John Buchan, The Thirty-Nine Steps (1915)
I lay and tortured myself – for the ginger biscuits merely emphasized the aching void – with the memory of all the good food I had thought so little of in London. There were Paddock’s crisp sausages and fragrant shavings of bacon, and shapely poached eggs – how often I had turned up my nose at them! There were the cutlets they did at the club, and a particular ham that stood on the cold table, for which my soul lusted. My thoughts hovered over all varieties of mortal edible, and finally settled on a porterhouse steak and a quart of bitter with a welsh rabbit to follow. In longing hopelessly for these dainties I fell asleep.

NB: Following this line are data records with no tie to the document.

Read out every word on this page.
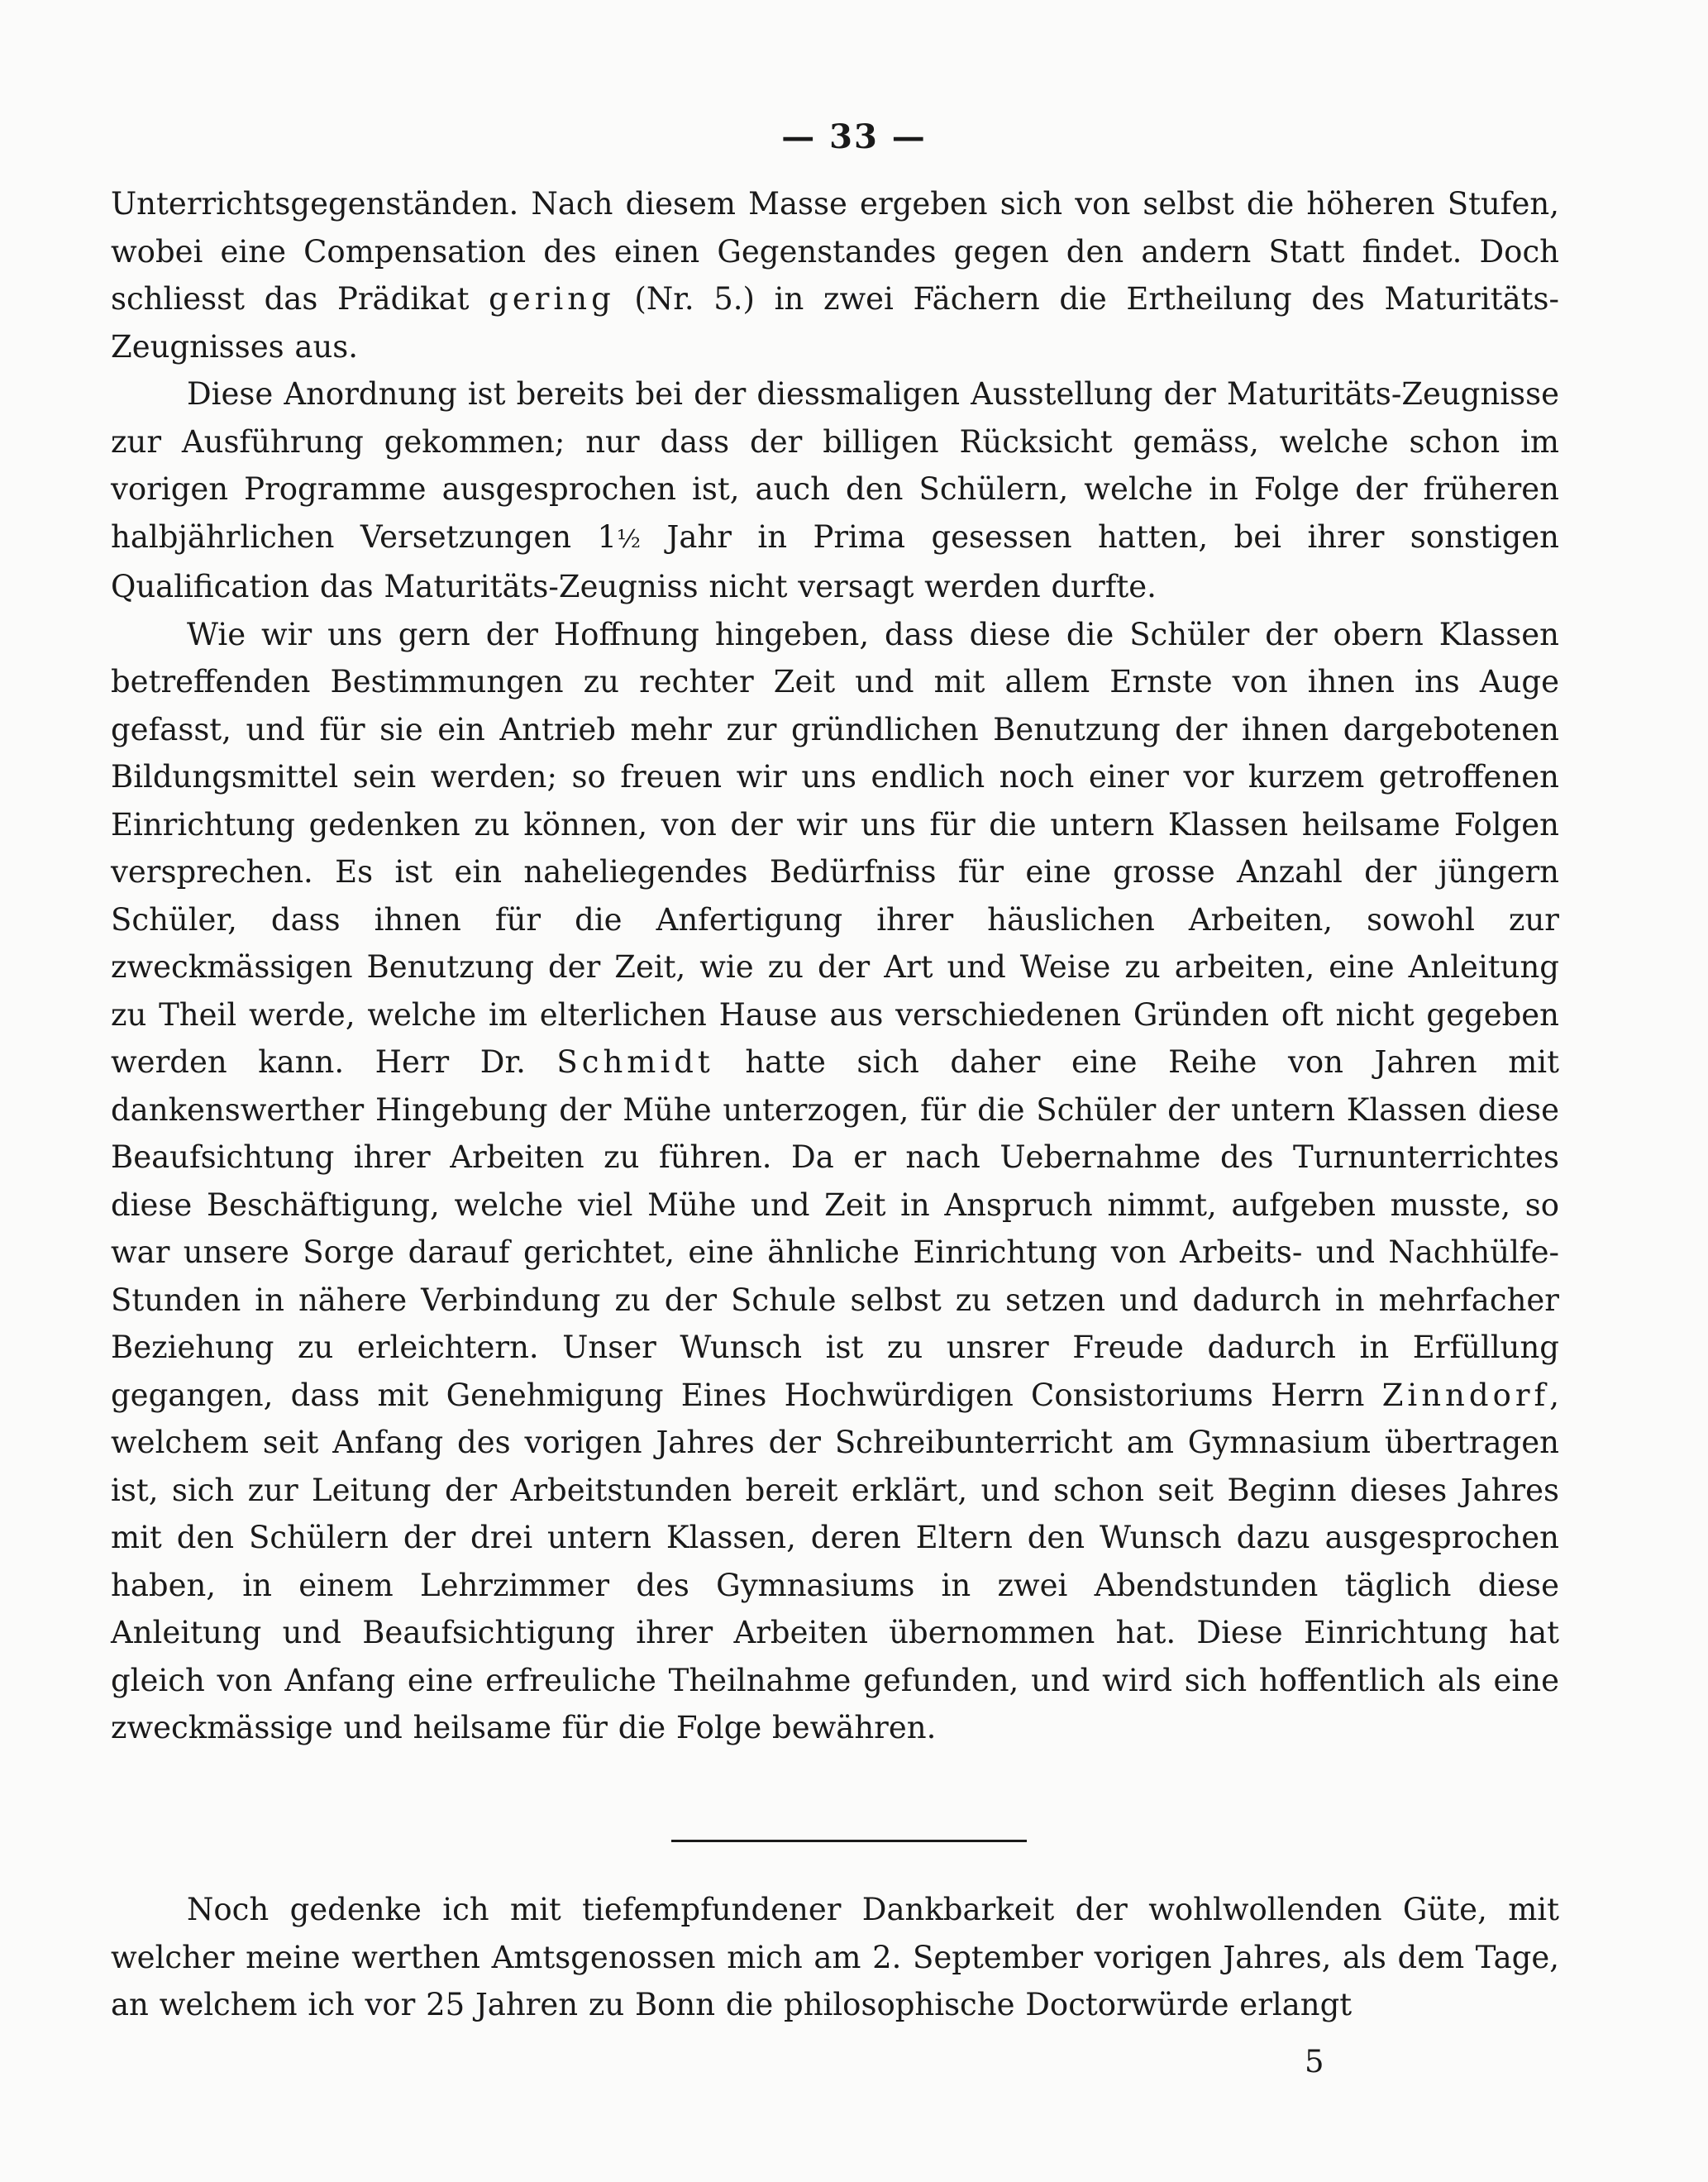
— 33 —

Unterrichtsgegenständen. Nach diesem Masse ergeben sich von selbst die höheren Stufen, wobei eine Compensation des einen Gegenstandes gegen den andern Statt findet. Doch schliesst das Prädikat gering (Nr. 5.) in zwei Fächern die Ertheilung des Maturitäts-Zeugnisses aus.

Diese Anordnung ist bereits bei der diessmaligen Ausstellung der Maturitäts-Zeugnisse zur Ausführung gekommen; nur dass der billigen Rücksicht gemäss, welche schon im vorigen Programme ausgesprochen ist, auch den Schülern, welche in Folge der früheren halbjährlichen Versetzungen 1½ Jahr in Prima gesessen hatten, bei ihrer sonstigen Qualification das Maturitäts-Zeugniss nicht versagt werden durfte.

Wie wir uns gern der Hoffnung hingeben, dass diese die Schüler der obern Klassen betreffenden Bestimmungen zu rechter Zeit und mit allem Ernste von ihnen ins Auge gefasst, und für sie ein Antrieb mehr zur gründlichen Benutzung der ihnen dargebotenen Bildungsmittel sein werden; so freuen wir uns endlich noch einer vor kurzem getroffenen Einrichtung gedenken zu können, von der wir uns für die untern Klassen heilsame Folgen versprechen. Es ist ein naheliegendes Bedürfniss für eine grosse Anzahl der jüngern Schüler, dass ihnen für die Anfertigung ihrer häuslichen Arbeiten, sowohl zur zweckmässigen Benutzung der Zeit, wie zu der Art und Weise zu arbeiten, eine Anleitung zu Theil werde, welche im elterlichen Hause aus verschiedenen Gründen oft nicht gegeben werden kann. Herr Dr. Schmidt hatte sich daher eine Reihe von Jahren mit dankenswerther Hingebung der Mühe unterzogen, für die Schüler der untern Klassen diese Beaufsichtung ihrer Arbeiten zu führen. Da er nach Uebernahme des Turnunterrichtes diese Beschäftigung, welche viel Mühe und Zeit in Anspruch nimmt, aufgeben musste, so war unsere Sorge darauf gerichtet, eine ähnliche Einrichtung von Arbeits- und Nachhülfe-Stunden in nähere Verbindung zu der Schule selbst zu setzen und dadurch in mehrfacher Beziehung zu erleichtern. Unser Wunsch ist zu unsrer Freude dadurch in Erfüllung gegangen, dass mit Genehmigung Eines Hochwürdigen Consistoriums Herrn Zinndorf, welchem seit Anfang des vorigen Jahres der Schreibunterricht am Gymnasium übertragen ist, sich zur Leitung der Arbeitstunden bereit erklärt, und schon seit Beginn dieses Jahres mit den Schülern der drei untern Klassen, deren Eltern den Wunsch dazu ausgesprochen haben, in einem Lehrzimmer des Gymnasiums in zwei Abendstunden täglich diese Anleitung und Beaufsichtigung ihrer Arbeiten übernommen hat. Diese Einrichtung hat gleich von Anfang eine erfreuliche Theilnahme gefunden, und wird sich hoffentlich als eine zweckmässige und heilsame für die Folge bewähren.

Noch gedenke ich mit tiefempfundener Dankbarkeit der wohlwollenden Güte, mit welcher meine werthen Amtsgenossen mich am 2. September vorigen Jahres, als dem Tage, an welchem ich vor 25 Jahren zu Bonn die philosophische Doctorwürde erlangt

5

Louis Tracy, The King of Diamonds (1904)
At that instant a savoury smell was wafted to him. He was passing a small restaurant, where sausages and onions sizzled gratefully in large, tin trays, and pork chops lay in inviting prodigality amid rich, brown gravy. The proprietor, a portly and greasy man, with bald head and side whiskers, was standing at the door exchanging views as to business with his next-door neighbour, a greengrocer.

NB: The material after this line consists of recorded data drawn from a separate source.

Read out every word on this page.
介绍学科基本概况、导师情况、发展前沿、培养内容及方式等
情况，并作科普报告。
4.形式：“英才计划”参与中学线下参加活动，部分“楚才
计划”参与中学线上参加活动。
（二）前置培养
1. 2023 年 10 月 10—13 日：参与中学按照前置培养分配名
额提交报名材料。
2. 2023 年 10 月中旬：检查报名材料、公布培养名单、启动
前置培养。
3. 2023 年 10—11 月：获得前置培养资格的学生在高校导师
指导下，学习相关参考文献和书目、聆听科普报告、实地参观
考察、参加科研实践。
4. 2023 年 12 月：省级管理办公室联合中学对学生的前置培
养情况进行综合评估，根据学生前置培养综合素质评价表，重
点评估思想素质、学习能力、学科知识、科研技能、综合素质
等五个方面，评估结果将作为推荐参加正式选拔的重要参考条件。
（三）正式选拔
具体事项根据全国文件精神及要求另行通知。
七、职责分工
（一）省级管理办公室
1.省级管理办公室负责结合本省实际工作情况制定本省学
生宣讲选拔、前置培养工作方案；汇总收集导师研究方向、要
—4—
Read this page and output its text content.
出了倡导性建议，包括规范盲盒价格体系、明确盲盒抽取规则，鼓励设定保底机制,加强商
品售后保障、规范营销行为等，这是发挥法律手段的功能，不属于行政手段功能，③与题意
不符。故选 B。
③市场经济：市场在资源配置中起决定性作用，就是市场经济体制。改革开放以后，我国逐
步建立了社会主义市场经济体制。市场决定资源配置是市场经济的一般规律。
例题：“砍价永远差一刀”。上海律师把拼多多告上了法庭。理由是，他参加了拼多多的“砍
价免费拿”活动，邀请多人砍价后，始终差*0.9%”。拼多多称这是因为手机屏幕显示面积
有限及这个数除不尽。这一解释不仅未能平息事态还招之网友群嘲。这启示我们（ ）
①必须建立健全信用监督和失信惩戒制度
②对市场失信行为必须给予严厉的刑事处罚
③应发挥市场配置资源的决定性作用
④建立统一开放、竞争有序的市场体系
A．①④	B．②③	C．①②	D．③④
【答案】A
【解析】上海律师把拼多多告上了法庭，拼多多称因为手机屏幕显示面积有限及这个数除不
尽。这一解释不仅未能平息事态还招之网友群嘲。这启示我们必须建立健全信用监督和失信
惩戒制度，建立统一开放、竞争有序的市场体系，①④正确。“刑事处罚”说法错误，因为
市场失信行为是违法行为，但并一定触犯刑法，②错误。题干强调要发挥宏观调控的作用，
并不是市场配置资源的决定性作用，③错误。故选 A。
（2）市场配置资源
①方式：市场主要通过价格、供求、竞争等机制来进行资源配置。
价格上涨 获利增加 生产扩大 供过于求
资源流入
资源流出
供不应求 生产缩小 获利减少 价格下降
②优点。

Richmal Crompton, Just William (1922)
So far the Outlaws had limited their activities to wrestling matches, adventure seeking, and culinary operations. The week before, they had cooked two sausages which William had taken from the larder on cook’s night out and had conveyed to the barn beneath his shirt and next his skin. Perhaps ‘cooked’ is too euphemistic a term. To be quite accurate, they had held the sausages over a smoking fire till completely blackened, and then consumed the charred remains with the utmost relish.

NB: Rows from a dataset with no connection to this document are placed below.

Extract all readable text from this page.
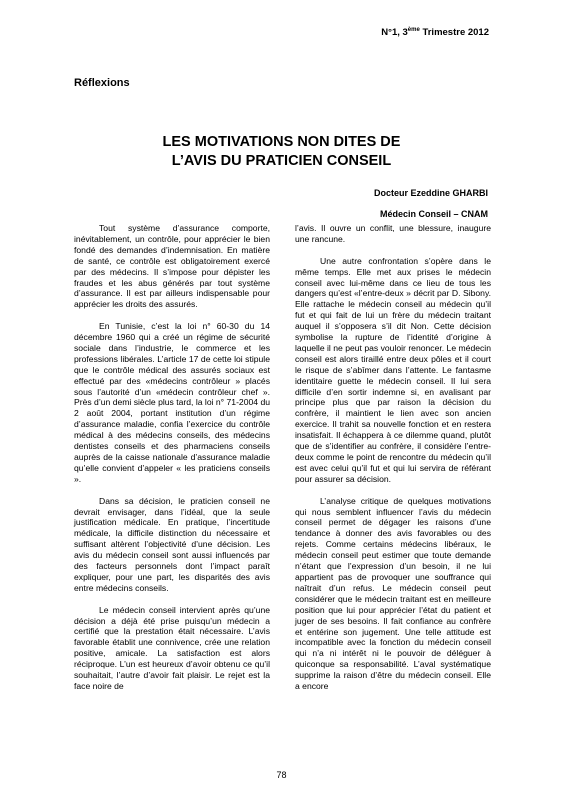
N°1, 3ème Trimestre 2012
Réflexions
LES MOTIVATIONS NON DITES DE
L’AVIS DU PRATICIEN CONSEIL
Docteur Ezeddine GHARBI
Médecin Conseil – CNAM

Tout système d’assurance comporte, inévitablement, un contrôle, pour apprécier le bien fondé des demandes d’indemnisation. En matière de santé, ce contrôle est obligatoirement exercé par des médecins. Il s’impose pour dépister les fraudes et les abus générés par tout système d’assurance. Il est par ailleurs indispensable pour apprécier les droits des assurés.

En Tunisie, c’est la loi n° 60-30 du 14 décembre 1960 qui a créé un régime de sécurité sociale dans l’industrie, le commerce et les professions libérales. L’article 17 de cette loi stipule que le contrôle médical des assurés sociaux est effectué par des «médecins contrôleur » placés sous l’autorité d’un «médecin contrôleur chef ». Près d’un demi siècle plus tard, la loi n° 71-2004 du 2 août 2004, portant institution d’un régime d’assurance maladie, confia l’exercice du contrôle médical à des médecins conseils, des médecins dentistes conseils et des pharmaciens conseils auprès de la caisse nationale d’assurance maladie qu’elle convient d’appeler « les praticiens conseils ».

Dans sa décision, le praticien conseil ne devrait envisager, dans l’idéal, que la seule justification médicale. En pratique, l’incertitude médicale, la difficile distinction du nécessaire et suffisant altèrent l’objectivité d’une décision. Les avis du médecin conseil sont aussi influencés par des facteurs personnels dont l’impact paraît expliquer, pour une part, les disparités des avis entre médecins conseils.

Le médecin conseil intervient après qu’une décision a déjà été prise puisqu’un médecin a certifié que la prestation était nécessaire. L’avis favorable établit une connivence, crée une relation positive, amicale. La satisfaction est alors réciproque. L’un est heureux d’avoir obtenu ce qu’il souhaitait, l’autre d’avoir fait plaisir. Le rejet est la face noire de

l’avis. Il ouvre un conflit, une blessure, inaugure une rancune.

Une autre confrontation s’opère dans le même temps. Elle met aux prises le médecin conseil avec lui-même dans ce lieu de tous les dangers qu’est «l’entre-deux » décrit par D. Sibony. Elle rattache le médecin conseil au médecin qu’il fut et qui fait de lui un frère du médecin traitant auquel il s’opposera s’il dit Non. Cette décision symbolise la rupture de l’identité d’origine à laquelle il ne peut pas vouloir renoncer. Le médecin conseil est alors tiraillé entre deux pôles et il court le risque de s’abîmer dans l’attente. Le fantasme identitaire guette le médecin conseil. Il lui sera difficile d’en sortir indemne si, en avalisant par principe plus que par raison la décision du confrère, il maintient le lien avec son ancien exercice. Il trahit sa nouvelle fonction et en restera insatisfait. Il échappera à ce dilemme quand, plutôt que de s’identifier au confrère, il considère l’entre-deux comme le point de rencontre du médecin qu’il est avec celui qu’il fut et qui lui servira de référant pour assurer sa décision.

L’analyse critique de quelques motivations qui nous semblent influencer l’avis du médecin conseil permet de dégager les raisons d’une tendance à donner des avis favorables ou des rejets. Comme certains médecins libéraux, le médecin conseil peut estimer que toute demande n’étant que l’expression d’un besoin, il ne lui appartient pas de provoquer une souffrance qui naîtrait d’un refus. Le médecin conseil peut considérer que le médecin traitant est en meilleure position que lui pour apprécier l’état du patient et juger de ses besoins. Il fait confiance au confrère et entérine son jugement. Une telle attitude est incompatible avec la fonction du médecin conseil qui n’a ni intérêt ni le pouvoir de déléguer à quiconque sa responsabilité. L’aval systématique supprime la raison d’être du médecin conseil. Elle a encore

78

Rudyard Kipling, Stalky & Co. (1899)
He came back, greatly disordered, to find McTurk, Stalky, and the others of the company, in his study enjoying an unlimited ‘brew’—coffee, cocoa, buns, new bread hot and steaming, sardine, sausage, ham-and-tongue paste, pilchards, three jams, and at least as many pounds of Devonshire cream.

George Orwell, Coming Up for Air (1939):
The frankfurter had a rubber skin, of course, and my temporary teeth weren’t much of a fit. I had to do a kind of sawing movement before I could get my teeth through the skin. And then suddenly – pop! The thing burst in my mouth like a rotten pear. A sort of horrible soft stuff was oozing all over my tongue. But the taste! For a moment I just couldn’t believe it. Then I rolled my tongue round it again and had another try. It was fish! A sausage, a thing calling itself a frankfurter, filled with fish! … That’s the way we’re going nowadays. Everything slick and streamlined, everything made out of something else. Celluloid, rubber, chromium-steel everywhere, arc-lamps blazing all night, glass roofs over your head, radios all playing the same tune, no vegetation left, everything cemented over.

And finally, a couple of non-fiction extracts, as Rudyard Kipling remembers his early days in London in the 1890s, and novelist James Hilton recalls his schooldays during the First World War…

Rudyard Kipling, Something of Myself (1937)
My rooms were above an establishment of Harris the Sausage King, who, for tuppence, gave as much sausage and mash as would carry one from breakfast to dinner when one dined with nice people who did not eat sausage for a living.

James Hilton, To You, Mr Chips (1938)
I cannot forget the little room where my friends and I fried sausages over a gas-ring and played George Robey records on the gramophone, and how, in that same little room with the sausages frying and the gramophone playing, one of us received a telegram with bad news in it, and how we all tried to sympathise, yet in the end arrived at no better idea than to open a hoarded tin of pineapple chunks to follow the sausages.